Most cases of meningitis stem from viruses and bacteria that have entered the body, notes WebMD. For the most part, these germs remain in the gastrointestinal tract or the throat and nose, where they're less likely to cause illness. When they spread to the meninges, the resulting inflammation is meningitis.
The meninges are the tissues surrounding the spinal cord and brain. The most frequently occurring form of meningitis is viral, and it also causes the least concern. The cause is enteroviruses that dwell in the intestines but spread through water, food or contaminated surfaces. Viral meningitis is most common in young children and babies, according to WebMD.
Bacterial meningitis is far more serious than viral meningitis.
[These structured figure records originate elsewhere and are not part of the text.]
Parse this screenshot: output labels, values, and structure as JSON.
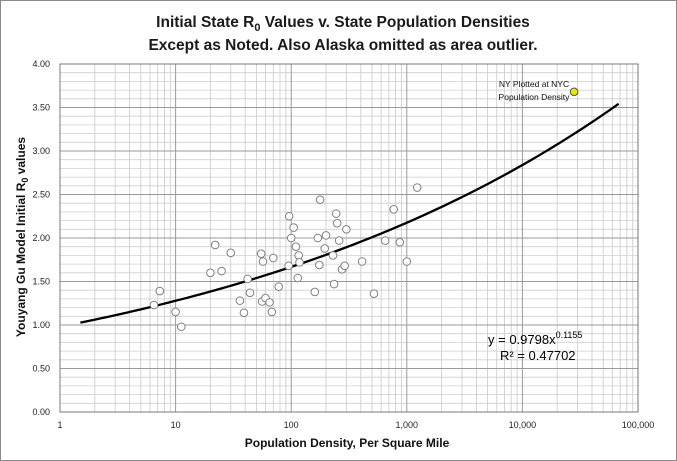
{
  "chart_data": {
    "type": "scatter",
    "title_line1_parts": [
      "Initial State R",
      "0",
      " Values v. State Population Densities"
    ],
    "title_line2": "Except as Noted.  Also Alaska omitted as area outlier.",
    "xlabel": "Population Density, Per Square Mile",
    "ylabel_parts": [
      "Youyang Gu Model Initial R",
      "0",
      " values"
    ],
    "x_scale": "log",
    "xlim": [
      1,
      100000
    ],
    "ylim": [
      0,
      4
    ],
    "x_ticks": [
      1,
      10,
      100,
      1000,
      10000,
      100000
    ],
    "x_tick_labels": [
      "1",
      "10",
      "100",
      "1,000",
      "10,000",
      "100,000"
    ],
    "y_ticks": [
      0,
      0.5,
      1,
      1.5,
      2,
      2.5,
      3,
      3.5,
      4
    ],
    "y_tick_labels": [
      "0.00",
      "0.50",
      "1.00",
      "1.50",
      "2.00",
      "2.50",
      "3.00",
      "3.50",
      "4.00"
    ],
    "grid": true,
    "series": [
      {
        "name": "States",
        "color": "#ffffff",
        "edge_color": "#808080",
        "points": [
          [
            6.5,
            1.23
          ],
          [
            7.3,
            1.39
          ],
          [
            10,
            1.15
          ],
          [
            11.2,
            0.98
          ],
          [
            20,
            1.6
          ],
          [
            22,
            1.92
          ],
          [
            25,
            1.62
          ],
          [
            30,
            1.83
          ],
          [
            36,
            1.28
          ],
          [
            39,
            1.14
          ],
          [
            42,
            1.53
          ],
          [
            44,
            1.37
          ],
          [
            55,
            1.82
          ],
          [
            56,
            1.27
          ],
          [
            57,
            1.73
          ],
          [
            60,
            1.31
          ],
          [
            65,
            1.26
          ],
          [
            68,
            1.15
          ],
          [
            70,
            1.77
          ],
          [
            78,
            1.44
          ],
          [
            95,
            1.68
          ],
          [
            96,
            2.25
          ],
          [
            100,
            2.0
          ],
          [
            105,
            2.12
          ],
          [
            110,
            1.9
          ],
          [
            114,
            1.54
          ],
          [
            116,
            1.8
          ],
          [
            118,
            1.72
          ],
          [
            160,
            1.38
          ],
          [
            170,
            2.0
          ],
          [
            175,
            1.69
          ],
          [
            178,
            2.44
          ],
          [
            195,
            1.88
          ],
          [
            200,
            2.03
          ],
          [
            230,
            1.8
          ],
          [
            235,
            1.47
          ],
          [
            245,
            2.28
          ],
          [
            250,
            2.17
          ],
          [
            260,
            1.97
          ],
          [
            275,
            1.64
          ],
          [
            290,
            1.68
          ],
          [
            300,
            2.1
          ],
          [
            410,
            1.73
          ],
          [
            520,
            1.36
          ],
          [
            650,
            1.97
          ],
          [
            770,
            2.33
          ],
          [
            870,
            1.95
          ],
          [
            1000,
            1.73
          ],
          [
            1230,
            2.58
          ]
        ]
      },
      {
        "name": "NY Plotted at NYC Population Density",
        "color": "#e8e800",
        "edge_color": "#555555",
        "points": [
          [
            28000,
            3.68
          ]
        ]
      }
    ],
    "annotations": [
      {
        "text_lines": [
          "NY Plotted at NYC",
          "Population Density"
        ],
        "x": 9500,
        "y": 3.68
      }
    ],
    "trendline": {
      "type": "power",
      "a": 0.9798,
      "b": 0.1155,
      "x_range": [
        1.5,
        68000
      ],
      "equation_base": "y = 0.9798x",
      "equation_exponent": "0.1155",
      "r_squared_label": "R² = 0.47702"
    }
  }
}
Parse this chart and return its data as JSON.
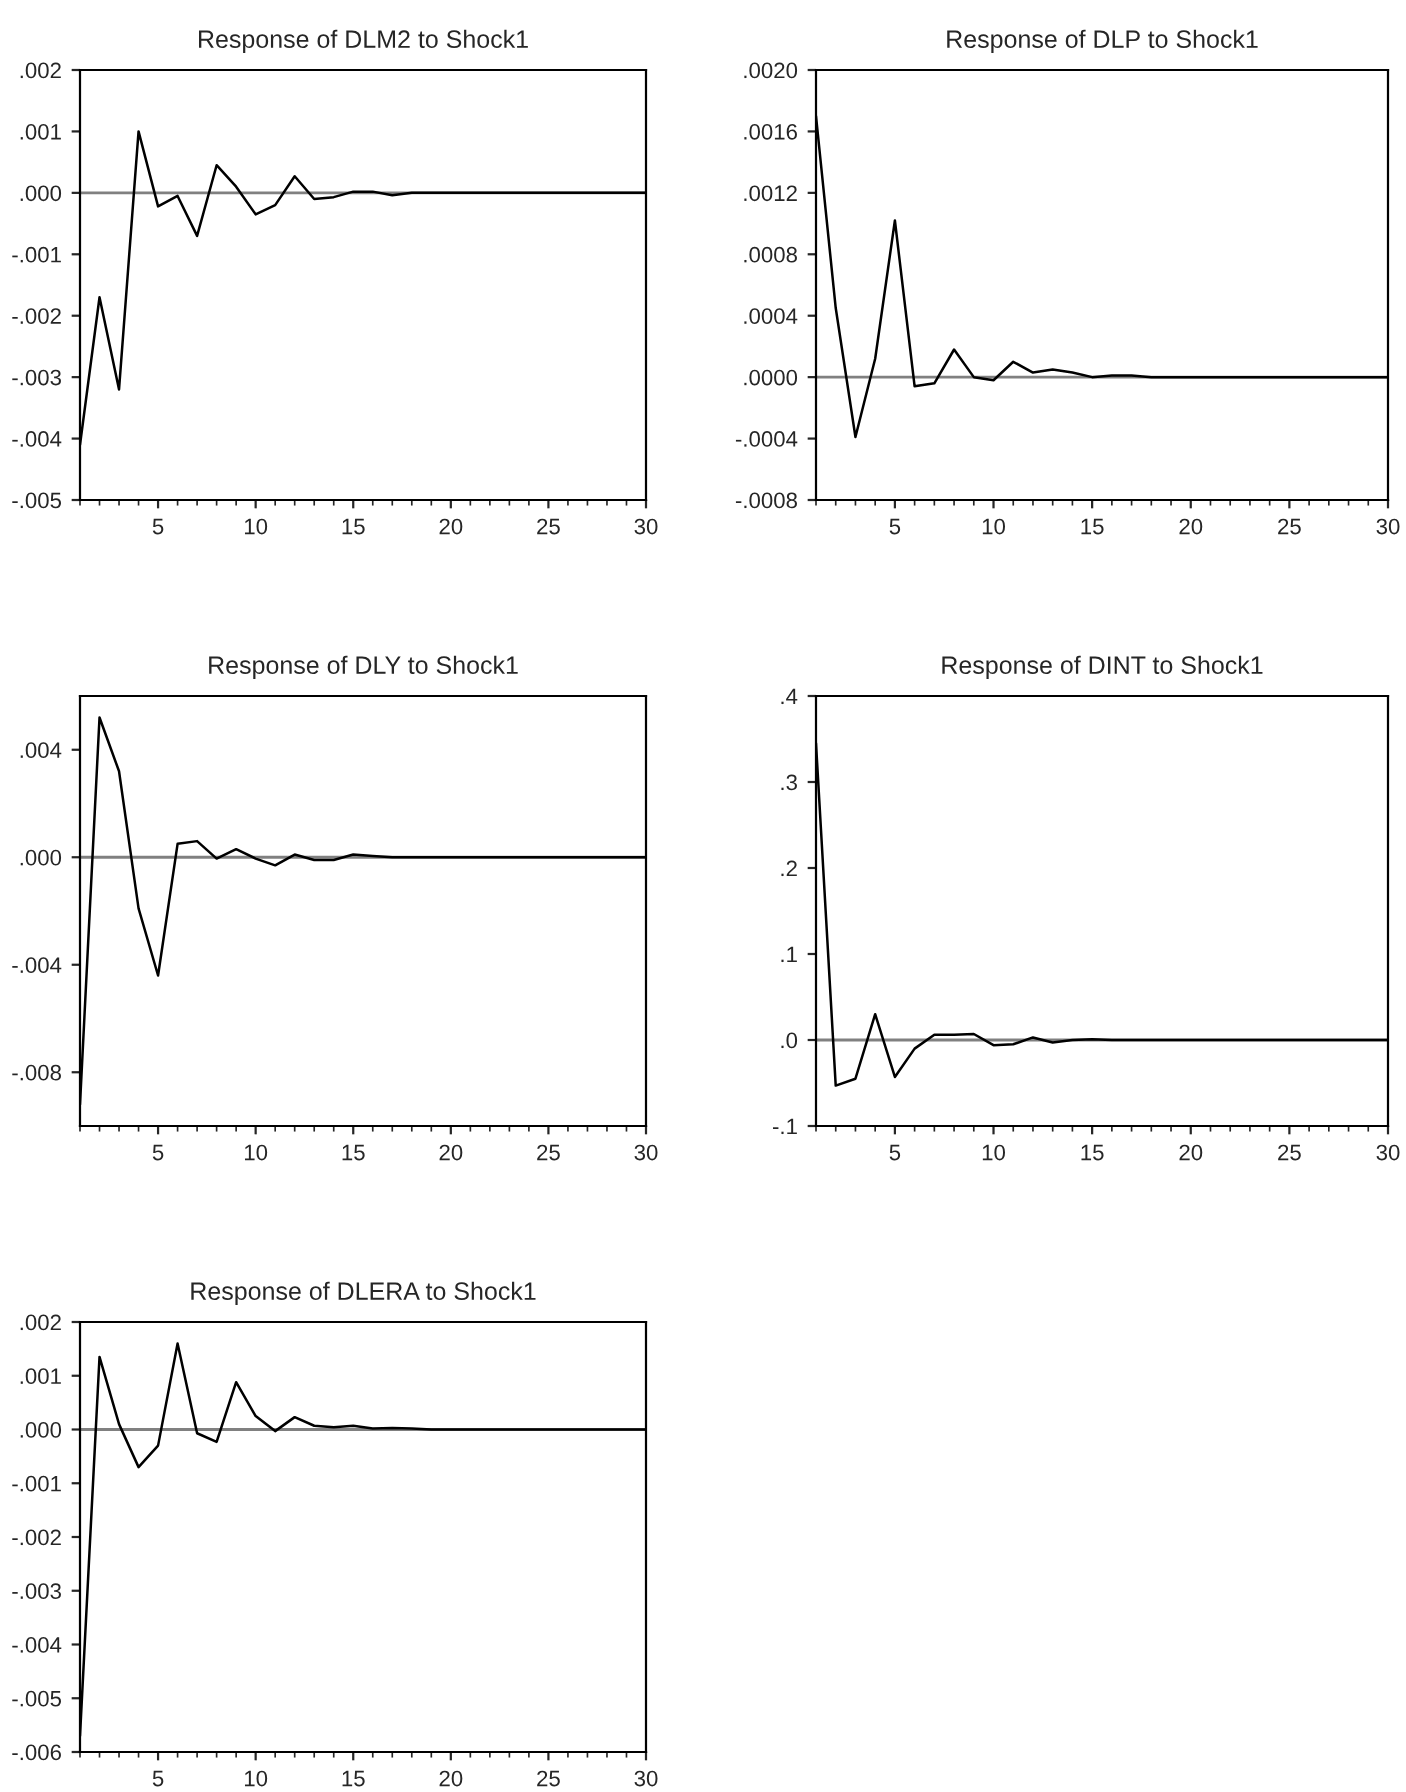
{
  "chart_data": [
    {
      "type": "line",
      "title": "Response of DLM2 to Shock1",
      "x": [
        1,
        2,
        3,
        4,
        5,
        6,
        7,
        8,
        9,
        10,
        11,
        12,
        13,
        14,
        15,
        16,
        17,
        18,
        19,
        20,
        21,
        22,
        23,
        24,
        25,
        26,
        27,
        28,
        29,
        30
      ],
      "series": [
        {
          "color": "#000000",
          "values": [
            -0.0041,
            -0.0017,
            -0.0032,
            0.001,
            -0.00022,
            -5e-05,
            -0.0007,
            0.00045,
            0.0001,
            -0.00035,
            -0.0002,
            0.00027,
            -0.0001,
            -7e-05,
            2e-05,
            2e-05,
            -4e-05,
            0,
            0,
            0,
            0,
            0,
            0,
            0,
            0,
            0,
            0,
            0,
            0,
            0
          ]
        }
      ],
      "xlim": [
        1,
        30
      ],
      "xticks": [
        5,
        10,
        15,
        20,
        25,
        30
      ],
      "ylim": [
        -0.005,
        0.002
      ],
      "yticks": [
        {
          "value": -0.005,
          "label": "-.005"
        },
        {
          "value": -0.004,
          "label": "-.004"
        },
        {
          "value": -0.003,
          "label": "-.003"
        },
        {
          "value": -0.002,
          "label": "-.002"
        },
        {
          "value": -0.001,
          "label": "-.001"
        },
        {
          "value": 0,
          "label": ".000"
        },
        {
          "value": 0.001,
          "label": ".001"
        },
        {
          "value": 0.002,
          "label": ".002"
        }
      ],
      "ref_lines": [
        {
          "axis": "y",
          "value": 0,
          "color": "#808080"
        }
      ],
      "grid": false,
      "legend": false
    },
    {
      "type": "line",
      "title": "Response of DLP to Shock1",
      "x": [
        1,
        2,
        3,
        4,
        5,
        6,
        7,
        8,
        9,
        10,
        11,
        12,
        13,
        14,
        15,
        16,
        17,
        18,
        19,
        20,
        21,
        22,
        23,
        24,
        25,
        26,
        27,
        28,
        29,
        30
      ],
      "series": [
        {
          "color": "#000000",
          "values": [
            0.0017,
            0.00045,
            -0.00039,
            0.00012,
            0.00102,
            -6e-05,
            -4e-05,
            0.00018,
            0,
            -2e-05,
            0.0001,
            3e-05,
            5e-05,
            3e-05,
            0,
            1e-05,
            1e-05,
            0,
            0,
            0,
            0,
            0,
            0,
            0,
            0,
            0,
            0,
            0,
            0,
            0
          ]
        }
      ],
      "xlim": [
        1,
        30
      ],
      "xticks": [
        5,
        10,
        15,
        20,
        25,
        30
      ],
      "ylim": [
        -0.0008,
        0.002
      ],
      "yticks": [
        {
          "value": -0.0008,
          "label": "-.0008"
        },
        {
          "value": -0.0004,
          "label": "-.0004"
        },
        {
          "value": 0,
          "label": ".0000"
        },
        {
          "value": 0.0004,
          "label": ".0004"
        },
        {
          "value": 0.0008,
          "label": ".0008"
        },
        {
          "value": 0.0012,
          "label": ".0012"
        },
        {
          "value": 0.0016,
          "label": ".0016"
        },
        {
          "value": 0.002,
          "label": ".0020"
        }
      ],
      "ref_lines": [
        {
          "axis": "y",
          "value": 0,
          "color": "#808080"
        }
      ],
      "grid": false,
      "legend": false
    },
    {
      "type": "line",
      "title": "Response of DLY to Shock1",
      "x": [
        1,
        2,
        3,
        4,
        5,
        6,
        7,
        8,
        9,
        10,
        11,
        12,
        13,
        14,
        15,
        16,
        17,
        18,
        19,
        20,
        21,
        22,
        23,
        24,
        25,
        26,
        27,
        28,
        29,
        30
      ],
      "series": [
        {
          "color": "#000000",
          "values": [
            -0.0092,
            0.0052,
            0.0032,
            -0.0019,
            -0.0044,
            0.0005,
            0.0006,
            -5e-05,
            0.0003,
            -5e-05,
            -0.0003,
            0.0001,
            -0.0001,
            -0.0001,
            0.0001,
            5e-05,
            0,
            0,
            0,
            0,
            0,
            0,
            0,
            0,
            0,
            0,
            0,
            0,
            0,
            0
          ]
        }
      ],
      "xlim": [
        1,
        30
      ],
      "xticks": [
        5,
        10,
        15,
        20,
        25,
        30
      ],
      "ylim": [
        -0.01,
        0.006
      ],
      "yticks": [
        {
          "value": -0.008,
          "label": "-.008"
        },
        {
          "value": -0.004,
          "label": "-.004"
        },
        {
          "value": 0,
          "label": ".000"
        },
        {
          "value": 0.004,
          "label": ".004"
        }
      ],
      "ref_lines": [
        {
          "axis": "y",
          "value": 0,
          "color": "#808080"
        }
      ],
      "grid": false,
      "legend": false
    },
    {
      "type": "line",
      "title": "Response of DINT to Shock1",
      "x": [
        1,
        2,
        3,
        4,
        5,
        6,
        7,
        8,
        9,
        10,
        11,
        12,
        13,
        14,
        15,
        16,
        17,
        18,
        19,
        20,
        21,
        22,
        23,
        24,
        25,
        26,
        27,
        28,
        29,
        30
      ],
      "series": [
        {
          "color": "#000000",
          "values": [
            0.345,
            -0.053,
            -0.045,
            0.03,
            -0.043,
            -0.01,
            0.006,
            0.006,
            0.007,
            -0.006,
            -0.005,
            0.003,
            -0.003,
            0,
            0.001,
            0,
            0,
            0,
            0,
            0,
            0,
            0,
            0,
            0,
            0,
            0,
            0,
            0,
            0,
            0
          ]
        }
      ],
      "xlim": [
        1,
        30
      ],
      "xticks": [
        5,
        10,
        15,
        20,
        25,
        30
      ],
      "ylim": [
        -0.1,
        0.4
      ],
      "yticks": [
        {
          "value": -0.1,
          "label": "-.1"
        },
        {
          "value": 0,
          "label": ".0"
        },
        {
          "value": 0.1,
          "label": ".1"
        },
        {
          "value": 0.2,
          "label": ".2"
        },
        {
          "value": 0.3,
          "label": ".3"
        },
        {
          "value": 0.4,
          "label": ".4"
        }
      ],
      "ref_lines": [
        {
          "axis": "y",
          "value": 0,
          "color": "#808080"
        }
      ],
      "grid": false,
      "legend": false
    },
    {
      "type": "line",
      "title": "Response of DLERA to Shock1",
      "x": [
        1,
        2,
        3,
        4,
        5,
        6,
        7,
        8,
        9,
        10,
        11,
        12,
        13,
        14,
        15,
        16,
        17,
        18,
        19,
        20,
        21,
        22,
        23,
        24,
        25,
        26,
        27,
        28,
        29,
        30
      ],
      "series": [
        {
          "color": "#000000",
          "values": [
            -0.0057,
            0.00135,
            0.0001,
            -0.0007,
            -0.0003,
            0.0016,
            -7e-05,
            -0.00023,
            0.00088,
            0.00025,
            -3e-05,
            0.00023,
            7e-05,
            4e-05,
            7e-05,
            2e-05,
            3e-05,
            2e-05,
            0,
            0,
            0,
            0,
            0,
            0,
            0,
            0,
            0,
            0,
            0,
            0
          ]
        }
      ],
      "xlim": [
        1,
        30
      ],
      "xticks": [
        5,
        10,
        15,
        20,
        25,
        30
      ],
      "ylim": [
        -0.006,
        0.002
      ],
      "yticks": [
        {
          "value": -0.006,
          "label": "-.006"
        },
        {
          "value": -0.005,
          "label": "-.005"
        },
        {
          "value": -0.004,
          "label": "-.004"
        },
        {
          "value": -0.003,
          "label": "-.003"
        },
        {
          "value": -0.002,
          "label": "-.002"
        },
        {
          "value": -0.001,
          "label": "-.001"
        },
        {
          "value": 0,
          "label": ".000"
        },
        {
          "value": 0.001,
          "label": ".001"
        },
        {
          "value": 0.002,
          "label": ".002"
        }
      ],
      "ref_lines": [
        {
          "axis": "y",
          "value": 0,
          "color": "#808080"
        }
      ],
      "grid": false,
      "legend": false
    }
  ]
}
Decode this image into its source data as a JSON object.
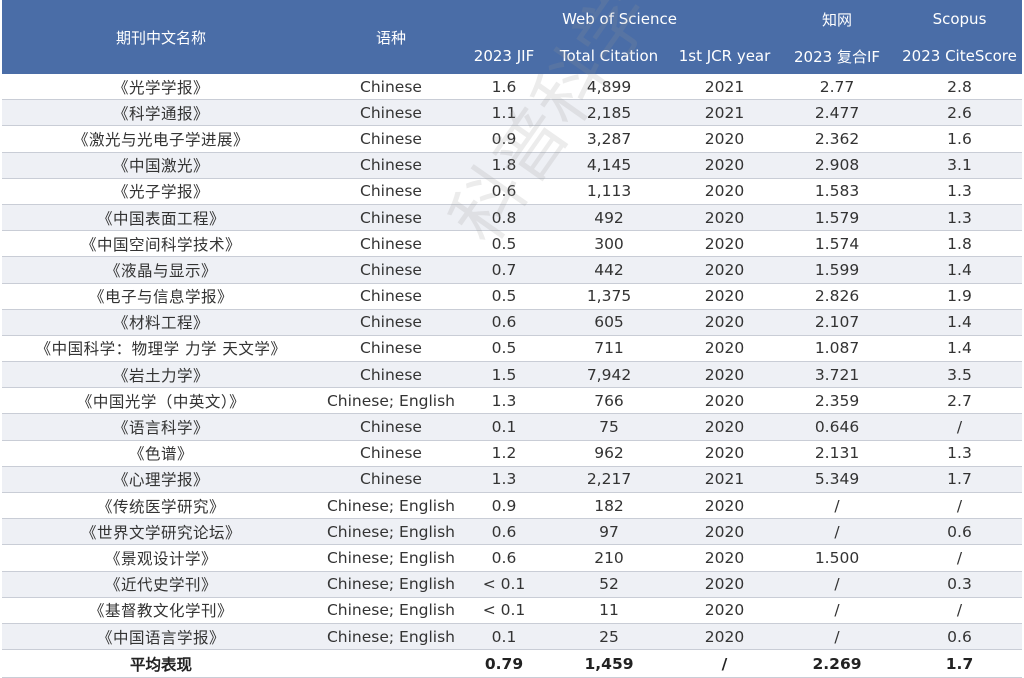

Transmission occurs when infected people pass mucus or saliva to others. One of the most common bacterial sources is Neisseria meningitidis, which dwells in the throat without causing illness. However, it's possible to pass those to other people who develop bacterial meningitis. The other most common source is Streptococcus pneumoniae, a bacterial strain that causes pneumonia and sinus and ear infections in addition to meningitis, as stated by WebMD.
Some other bacteria that cause meningitis are Group B streptococci, most common in newborns; Listeria monocytogenes, which strikes older adults and newborns most frequently; and Haemophilus influenzae, which hits both children and adults, generally after an upper respiratory infection, states WebMD.